Let $\mu$ be the Lebesgue measure and $\Delta$ denote the symmetric difference. Is is true that $\mu(A\Delta B)-\mu(B\Delta D)-\mu(A\Delta C) \leq \mu(C\Delta D)$? I tried to apply the definition of $\Delta$ but got no result.

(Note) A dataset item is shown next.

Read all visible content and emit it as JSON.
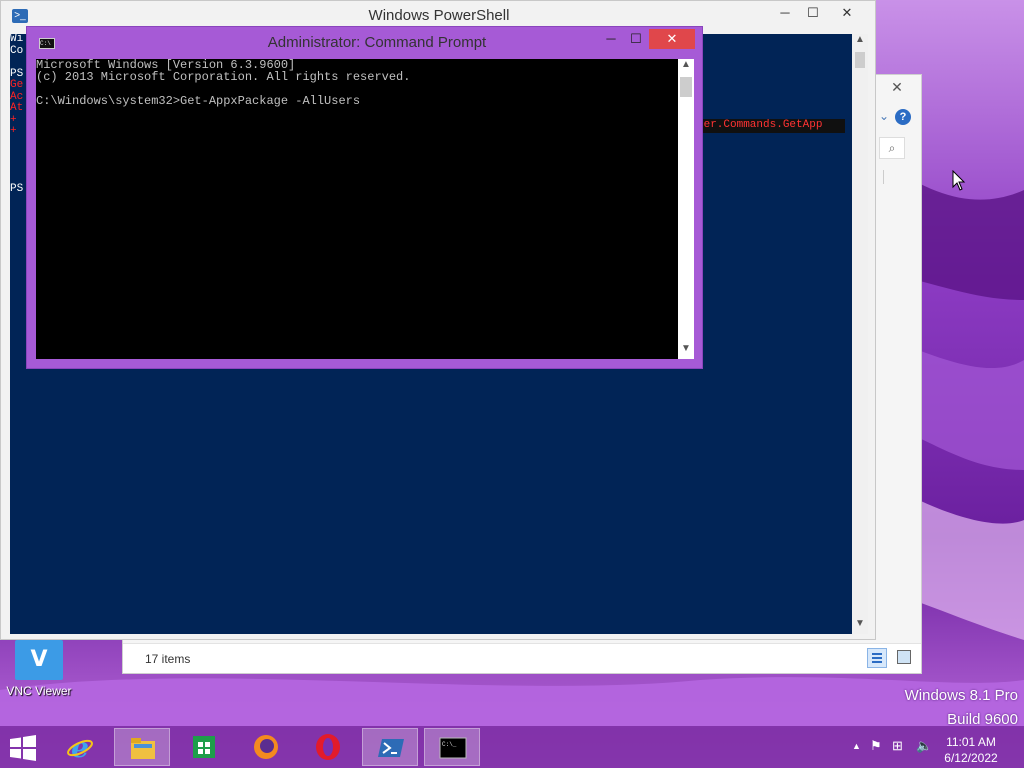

 A: I assume $A,B,C,D$ are measurable. Equivalently, you want to show that
$$\mu(A\Delta B)\leq \mu(B\Delta D)+\mu(A\Delta C)+\mu(C\Delta D).$$
Rewriting this using the definition of $\Delta$ gives us
$$\mu((A\setminus B)\cup (B\setminus A))\leq \mu((B\setminus D)\cup (D\setminus B))+\mu((A\setminus C)\cup (C\setminus A))+\mu((C\setminus D)\cup (D \setminus C))$$
and so by additivity it suffices to show that $A\setminus B$ and $B\setminus A$ are contained in
$$(B\setminus D)\cup (D\setminus B)\cup (A\setminus C)\cup (C\setminus A)\cup (C\setminus D)\cup (D \setminus C).$$
which follows from the facts that
$$A\setminus B\subseteq (A\setminus C)\cup (C\setminus D)\cup (D\setminus B)$$
$$B\setminus A\subseteq (B\setminus D)\cup (D\setminus C)\cup (C\setminus A)$$
A: Let me mention another way of viewing this: Given a finite measure space $(X, \mathcal{F}, m)$, call $A, B \in \mathcal{F}$ equivalent if $m(A \Delta B) = 0$ and let $[A]$ denote the equivalence class of $A$. Then the function $d([A], [B]) = m(A \Delta B)$ defines a metric and your inequality readily follows from triangle inequality.